DataFrames.jl icon indicating copy to clipboard operation
DataFrames.jl copied to clipboard

Feature Request: Automatic saving of metadata with arrow files

Open alex-s-gardner opened this issue 1 year ago • 2 comments

It would be great if a DataFrame and it's metadata could be saved to a single file. I believe that arrow supports this.

Right now metadata is not automatically saved when a dataframe is saved as an arrow file. I believe a PR was opened but it appears stalled.

It would be great to have this functionality.

current status of saving to arrow with metadata

using Arrow
using DataFrames

df = DataFrame(a = 1:3, b= 'A':'C')
Arrow.write("test.arrow", df)
df = DataFrame(Arrow.Table("test.arrow"))

colmetadata!(df, :a, "test", "hope this works"; style = :note)
colmetadata(df, :a, "test")

Arrow.write("test2.arrow", df)
df = DataFrame(Arrow.Table("test2.arrow"))
colmetadata(df, :a, "test")
ERROR: ArgumentError: no column-level metadata found for column "a"
Stacktrace:
 [1] colmetadata(df::DataFrame, col::Symbol, key::String, default::DataFrames.MetadataMissingDefault; style::Bool)
   @ DataFrames ~/.julia/packages/DataFrames/kcA9R/src/other/metadata.jl:367
 [2] colmetadata
   @ ~/.julia/packages/DataFrames/kcA9R/src/other/metadata.jl:360 [inlined]
 [3] colmetadata(df::DataFrame, col::Symbol, key::String)
   @ DataFrames ~/.julia/packages/DataFrames/kcA9R/src/other/metadata.jl:360
 [4] top-level scope
   @ ~/Documents/GitHub/ItsLivePlayground.jl/src/RiverTest.jl:41

alex-s-gardner avatar Nov 28 '24 22:11 alex-s-gardner

This is an issue with Arrow.jl.

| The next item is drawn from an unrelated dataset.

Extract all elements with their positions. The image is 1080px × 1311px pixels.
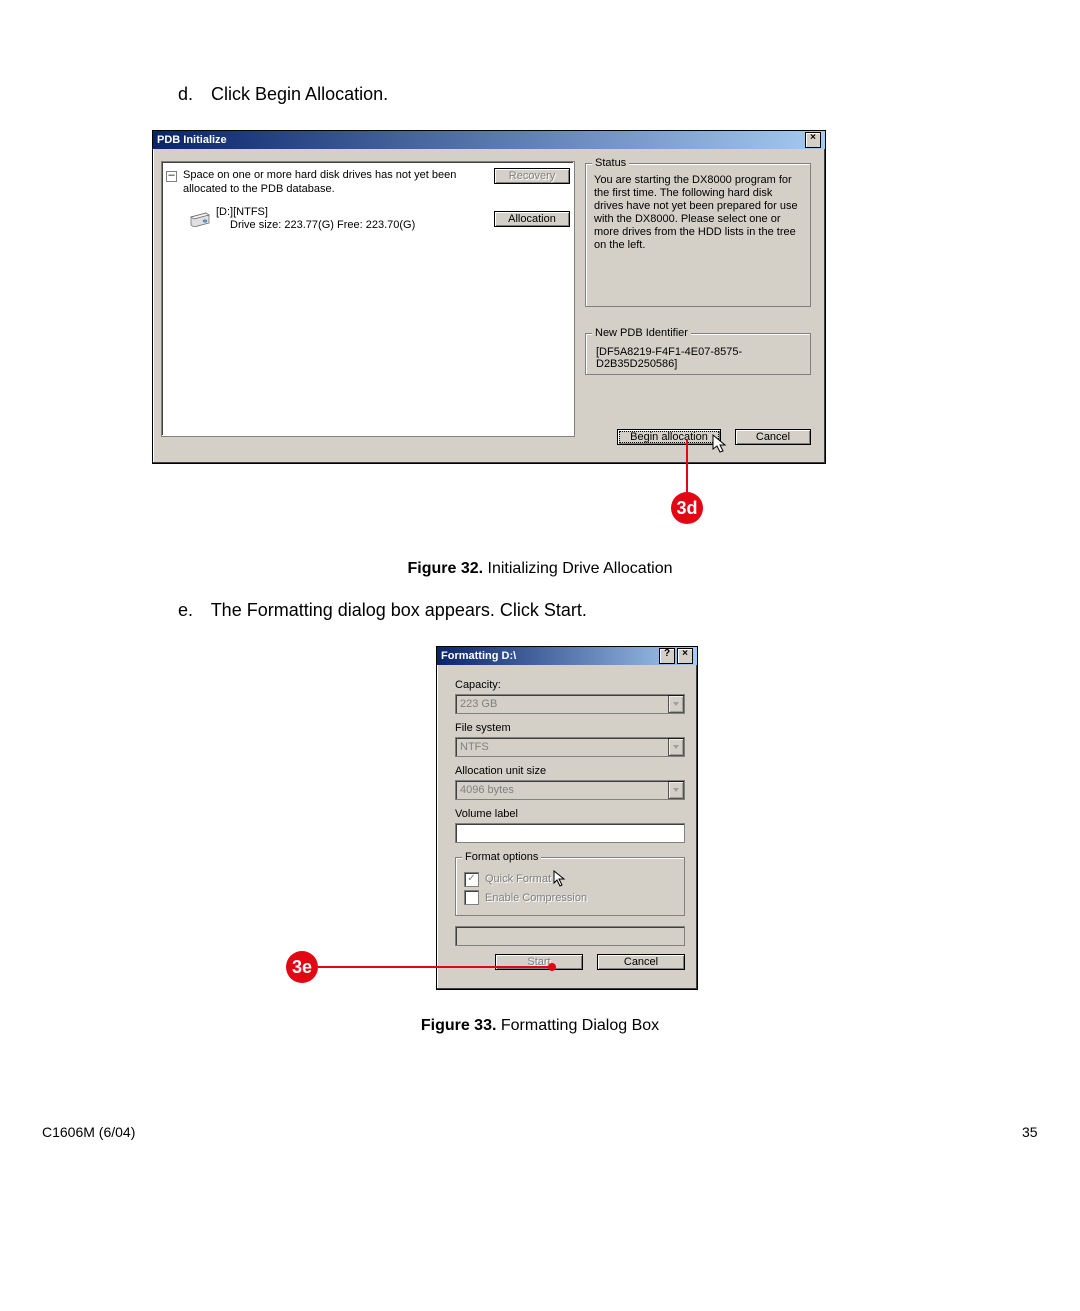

Hopefully the stalled PR will soon be merged and released by the maintainers.

bkamins avatar Nov 29 '24 12:11 bkamins

https://github.com/apache/arrow-julia/blob/2583a66f54ac4087bfe7ae34c1ffbab3cb3c81f6/src/table.jl#L365-L366

https://github.com/apache/arrow-julia/blob/2583a66f54ac4087bfe7ae34c1ffbab3cb3c81f6/src/write.jl#L48

It looks like this could be a simple change made in the generic implementation of the getmetadata function in Arrow.jl to support writing metadata?

It would have to get the metadata dictionary from DataAPI, and then convert the contents to strings.

asinghvi17 avatar Dec 18 '24 18:12 asinghvi17